Anonymous wrote:Anonymous wrote:This is so weird to me. I would, of course, let my in-laws use the master suite if they'd be more comfortable while watching our children for free! I can't fathom how DCUM is perfectly happy to take, take, take free child care but goes crazy at the thought of family members laying their heads on their precious pillows.
(Obviously there is SOMETHING about the guest bedroom that is not great if the IL's are asking to switch up.)
+1 My sister is convinced her guest bedroom is wonderful and doesn't understand why we choose to stay with my parents instead even though it's more cramped over there. The mattress in my sister's guest bedroom is the most ungodly uncomfortable mattress I've ever slept on. Sister has back problems and she likes sleeping on a mattress harder than concrete so to her it's super comfortable. To me? Not so much.
Anonymous wrote:Anonymous wrote:Anonymous wrote:Super weird to even consider putting them in the master.

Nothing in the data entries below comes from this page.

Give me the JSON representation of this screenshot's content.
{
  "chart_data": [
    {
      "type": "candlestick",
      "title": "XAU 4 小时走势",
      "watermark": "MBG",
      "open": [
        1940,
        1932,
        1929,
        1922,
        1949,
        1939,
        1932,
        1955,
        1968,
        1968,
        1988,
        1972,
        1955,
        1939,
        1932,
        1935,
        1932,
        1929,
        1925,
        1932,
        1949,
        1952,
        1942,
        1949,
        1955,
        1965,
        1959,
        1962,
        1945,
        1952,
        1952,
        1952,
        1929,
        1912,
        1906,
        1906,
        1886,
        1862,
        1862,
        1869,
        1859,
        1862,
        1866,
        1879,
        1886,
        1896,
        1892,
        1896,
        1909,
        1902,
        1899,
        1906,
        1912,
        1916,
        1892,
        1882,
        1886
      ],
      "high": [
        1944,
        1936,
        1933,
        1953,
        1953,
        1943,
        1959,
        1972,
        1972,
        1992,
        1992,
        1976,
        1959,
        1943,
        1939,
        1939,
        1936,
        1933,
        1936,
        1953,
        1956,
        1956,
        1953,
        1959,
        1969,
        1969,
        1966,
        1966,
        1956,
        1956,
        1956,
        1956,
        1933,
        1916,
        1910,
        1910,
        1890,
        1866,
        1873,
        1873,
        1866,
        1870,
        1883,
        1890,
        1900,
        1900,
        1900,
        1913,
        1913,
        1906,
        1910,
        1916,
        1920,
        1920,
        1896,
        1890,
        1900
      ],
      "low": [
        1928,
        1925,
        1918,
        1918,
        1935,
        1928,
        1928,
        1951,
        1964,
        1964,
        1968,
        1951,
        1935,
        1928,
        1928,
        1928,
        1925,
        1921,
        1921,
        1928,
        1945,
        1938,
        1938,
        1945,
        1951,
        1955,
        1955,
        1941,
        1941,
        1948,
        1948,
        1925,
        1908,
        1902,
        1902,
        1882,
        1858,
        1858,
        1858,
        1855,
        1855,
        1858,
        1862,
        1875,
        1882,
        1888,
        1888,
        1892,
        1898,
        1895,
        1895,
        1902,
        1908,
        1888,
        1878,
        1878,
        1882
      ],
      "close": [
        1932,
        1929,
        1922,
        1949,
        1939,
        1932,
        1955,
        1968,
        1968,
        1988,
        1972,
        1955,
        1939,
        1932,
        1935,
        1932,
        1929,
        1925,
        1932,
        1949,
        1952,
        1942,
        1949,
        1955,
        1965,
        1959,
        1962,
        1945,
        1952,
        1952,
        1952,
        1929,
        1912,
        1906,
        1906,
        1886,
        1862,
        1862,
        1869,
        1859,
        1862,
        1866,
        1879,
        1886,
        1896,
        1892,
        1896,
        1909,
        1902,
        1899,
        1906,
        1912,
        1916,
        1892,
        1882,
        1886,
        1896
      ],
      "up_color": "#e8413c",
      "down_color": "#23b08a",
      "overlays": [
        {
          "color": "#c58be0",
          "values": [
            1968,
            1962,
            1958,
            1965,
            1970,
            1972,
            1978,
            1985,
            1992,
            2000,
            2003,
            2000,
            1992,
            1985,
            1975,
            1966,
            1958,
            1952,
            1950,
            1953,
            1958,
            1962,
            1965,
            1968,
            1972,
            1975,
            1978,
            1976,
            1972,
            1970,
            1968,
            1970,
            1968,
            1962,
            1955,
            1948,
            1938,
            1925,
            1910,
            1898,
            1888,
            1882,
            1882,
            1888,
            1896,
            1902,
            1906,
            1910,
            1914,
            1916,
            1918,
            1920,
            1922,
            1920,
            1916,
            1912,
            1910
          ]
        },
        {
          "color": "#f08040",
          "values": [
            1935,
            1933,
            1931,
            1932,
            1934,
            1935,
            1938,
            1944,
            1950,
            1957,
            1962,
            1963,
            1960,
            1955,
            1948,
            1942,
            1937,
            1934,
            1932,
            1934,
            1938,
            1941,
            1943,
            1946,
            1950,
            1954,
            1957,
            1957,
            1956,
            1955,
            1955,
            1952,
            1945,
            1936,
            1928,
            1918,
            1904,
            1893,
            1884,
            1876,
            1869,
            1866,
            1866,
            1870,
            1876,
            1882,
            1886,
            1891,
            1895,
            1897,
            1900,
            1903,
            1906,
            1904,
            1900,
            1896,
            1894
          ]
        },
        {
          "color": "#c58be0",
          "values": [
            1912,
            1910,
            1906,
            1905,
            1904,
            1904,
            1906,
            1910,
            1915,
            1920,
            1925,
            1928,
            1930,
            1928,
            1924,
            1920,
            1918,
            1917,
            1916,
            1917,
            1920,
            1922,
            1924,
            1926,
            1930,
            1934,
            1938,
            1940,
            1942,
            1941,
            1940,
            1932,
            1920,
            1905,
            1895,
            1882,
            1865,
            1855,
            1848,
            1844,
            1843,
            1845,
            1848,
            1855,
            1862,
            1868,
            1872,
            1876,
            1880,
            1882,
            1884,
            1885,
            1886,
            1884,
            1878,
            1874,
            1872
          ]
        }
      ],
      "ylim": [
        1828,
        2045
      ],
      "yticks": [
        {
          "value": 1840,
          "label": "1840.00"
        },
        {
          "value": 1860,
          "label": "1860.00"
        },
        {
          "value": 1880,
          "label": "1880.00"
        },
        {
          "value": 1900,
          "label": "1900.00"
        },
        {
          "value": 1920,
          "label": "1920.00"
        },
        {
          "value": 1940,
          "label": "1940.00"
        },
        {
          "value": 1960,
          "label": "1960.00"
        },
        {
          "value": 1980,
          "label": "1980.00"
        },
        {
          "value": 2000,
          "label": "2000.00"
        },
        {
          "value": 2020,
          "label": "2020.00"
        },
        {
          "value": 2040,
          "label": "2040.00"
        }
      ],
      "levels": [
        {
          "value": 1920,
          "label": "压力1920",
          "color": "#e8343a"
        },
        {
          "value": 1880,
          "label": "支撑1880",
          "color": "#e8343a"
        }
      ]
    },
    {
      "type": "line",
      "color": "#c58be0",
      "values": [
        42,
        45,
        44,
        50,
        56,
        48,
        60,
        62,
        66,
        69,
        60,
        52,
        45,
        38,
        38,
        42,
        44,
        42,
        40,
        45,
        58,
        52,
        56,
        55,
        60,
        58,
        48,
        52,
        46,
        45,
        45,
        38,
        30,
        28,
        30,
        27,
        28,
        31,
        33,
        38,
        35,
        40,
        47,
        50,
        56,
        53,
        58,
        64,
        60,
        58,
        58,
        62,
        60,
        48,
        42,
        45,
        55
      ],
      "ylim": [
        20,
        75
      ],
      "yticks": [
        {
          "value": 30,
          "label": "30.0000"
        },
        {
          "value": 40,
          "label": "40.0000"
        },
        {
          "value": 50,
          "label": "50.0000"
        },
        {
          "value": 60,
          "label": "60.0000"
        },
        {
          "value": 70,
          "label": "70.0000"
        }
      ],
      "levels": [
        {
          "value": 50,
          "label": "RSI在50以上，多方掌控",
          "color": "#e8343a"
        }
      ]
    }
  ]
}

Why don’t you calculate the cost of 24/7 care for 2 kids for a week and see if you want to complain about boundaries. The master is more comfortable. Let the elderly people doing you a huge favor be comfortable.
Pretty sure you're the only one - or one of a VERY few - who thinks that way. Jeff can determine sock puppeting but for OP's debate purposes, most people think it's weird.
Anonymous wrote:Anonymous wrote:Anonymous wrote:It's kind of weird, but you'd be using different linens and everything and you could take the pillows out of the guest room and put them in the master for their stay. Agree with the PP who said you could stash any embarrassing stuff out of the way prior to their arrival.
But who wants to return from a vacation or hospital stay and then immediately have to wash all their sheets in their master bedroom and see someone else's toothpaste stains in their master sinks? Blech.
OP only has one set of sheets? I'm sure ILs can strip the bed for her and replace the linens. Even if OP had to do it herself, she could simply throw the dirty stuff in the laundry area or hamper. It would wait for tomorrow.
My family members are capable of brushing their teeth without leaving gobs of toothpaste around. Even if they couldn't, I'm not in the habit of licking my sink. I wouldn't find toothpaste drippings so terribly offensive that I couldn't spend 30 seconds wiping the sink with a Lysol wipe.